The installation was student-led with the help of Timothy Michael Martin, associate professor of art and design and director of university galleries.

“I assisted the students with planning the exhibition, worked with them on the layout and mentored the process as they determined which works they were going to exhibit to spotlight their studio art accomplishments,” Martin said.

Beyond showcasing their accomplishments, the exhibit offers an experience for students going through the process of setting up and selecting pieces for an exhibition.

Setting up the exhibition did include coming up with a name and the students wanted to find something that didn’t limit the mediums on display.

“The students decided that they wanted a title that wasn’t limited to or specific to only one of their working styles and selected a title that reflected the current situation of the group,” Martin said. “Emma Mitchell suggested ‘Unprecedented’ because the word describes both the global COVID-19 pandemic and relates to the students graduating from Murray State and taking their next steps as artists into unknown territory.”

Mitchell is an art and design senior with an emphasis on ceramics. Her pieces on display use ceramics to make comments on the human body and how beauty and flaws are perceived.

Pictured above is a sculpture by senior Emma Mitchell (Dionte Berry/The News)

“I make ceramic sculptures dealing with self acceptance,” Mitchell said. “The sculptures have flaws and bad spots as well as visually pleasing places.”

Mitchell has worked with clay since her sophomore year and enjoys the medium because of its relativity to the human body and its naturalness.

This isn’t Mitchell’s first time being exhibited in a Murray State gallery, but she values the experience it is giving her and her fellow artists.

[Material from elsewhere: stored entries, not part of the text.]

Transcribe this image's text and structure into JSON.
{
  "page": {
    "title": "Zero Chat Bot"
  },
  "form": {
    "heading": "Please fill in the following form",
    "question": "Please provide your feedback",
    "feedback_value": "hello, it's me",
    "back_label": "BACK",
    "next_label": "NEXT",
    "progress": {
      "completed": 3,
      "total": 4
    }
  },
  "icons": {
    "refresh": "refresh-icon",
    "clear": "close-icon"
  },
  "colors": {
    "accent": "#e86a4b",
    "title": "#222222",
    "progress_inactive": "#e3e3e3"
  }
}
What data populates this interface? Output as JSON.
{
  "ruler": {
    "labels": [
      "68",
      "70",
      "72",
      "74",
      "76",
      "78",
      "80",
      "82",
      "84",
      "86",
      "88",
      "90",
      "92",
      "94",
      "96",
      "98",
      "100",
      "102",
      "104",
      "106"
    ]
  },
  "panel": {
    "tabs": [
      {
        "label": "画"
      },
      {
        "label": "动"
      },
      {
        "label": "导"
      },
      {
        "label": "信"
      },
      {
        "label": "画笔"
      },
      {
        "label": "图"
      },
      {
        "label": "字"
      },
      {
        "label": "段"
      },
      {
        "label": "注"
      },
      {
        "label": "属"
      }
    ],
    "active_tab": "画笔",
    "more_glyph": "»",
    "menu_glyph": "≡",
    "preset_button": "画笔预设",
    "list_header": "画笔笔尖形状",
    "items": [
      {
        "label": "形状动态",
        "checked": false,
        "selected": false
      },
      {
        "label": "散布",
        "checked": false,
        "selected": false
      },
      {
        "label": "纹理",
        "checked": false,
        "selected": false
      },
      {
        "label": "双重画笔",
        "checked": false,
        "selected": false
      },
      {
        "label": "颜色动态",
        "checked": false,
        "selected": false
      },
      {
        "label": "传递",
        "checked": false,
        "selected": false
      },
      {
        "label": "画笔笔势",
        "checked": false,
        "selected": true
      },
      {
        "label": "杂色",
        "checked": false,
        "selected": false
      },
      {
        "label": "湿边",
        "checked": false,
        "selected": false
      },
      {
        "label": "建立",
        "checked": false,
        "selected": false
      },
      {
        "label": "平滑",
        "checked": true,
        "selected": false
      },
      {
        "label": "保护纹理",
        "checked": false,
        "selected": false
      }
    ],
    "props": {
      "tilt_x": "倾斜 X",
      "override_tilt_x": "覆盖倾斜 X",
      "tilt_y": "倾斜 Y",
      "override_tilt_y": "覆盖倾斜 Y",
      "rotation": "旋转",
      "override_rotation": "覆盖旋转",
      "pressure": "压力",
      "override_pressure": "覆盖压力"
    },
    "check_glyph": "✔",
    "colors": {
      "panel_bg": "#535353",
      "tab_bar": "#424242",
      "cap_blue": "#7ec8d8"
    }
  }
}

“This is an awesome opportunity to learn about how art in the real world works gallery-wise,” Mitchell said. “This is also a great way to show off the seniors and all we’ve learned during our years at Murray State.”

Fellow art and design senior on display, Tia Whitaker is appreciative of the experience the exhibit is giving her, but she also sees it as a celebration.

“The exhibit is a celebration of the four or five years that we have spent here as students at Murray State,” Whitaker said.

With an emphasis in printmaking, Whitaker has a series of lithographs that make a statement inspired by Billie Holiday’s song “Strange Fruit.”

“Being a person of color I enjoy making work about my community and our history,” Whitaker said. “I remember listening to the song ‘Strange Fruit’ and I decided to give a visual representation of the song.”

illustration by senior Tia Whitaker (Dionte Berry/The News)

From a distance Whitaker’s pieces look typical, one being a bowl of fruit, another being a tree and another being a sunny day by the lake. When given an up-close look, Black bodies can be seen as a way to make a statement on lynchings like the song does.

“One common thing in all of my pieces is that when you’re far back it looks different, but when you get close you notice the gruesome details,” Whitaker said. “I wanted this to reflect my feelings on how a lot of things in Black history have been pushed to the side, and a lot of us haven’t learned about these gruesome things.”

Whitaker’s pieces share how certain Black history, like lynchings, isn’t taught, but also how acts such as lynchings were so normalized in the south.

With a diverse amount of statements and mediums used, Martin is proud of what the students accomplished.

“Their works in the group exhibit really accentuates both the quality and variety of the works created within the department,” Martin said. “The students did an excellent job completing the design and layout of the exhibition as a group.”

The exhibit will be on display on the sixth and seventh floor galleries in the Fine Arts Building until Nov. 12.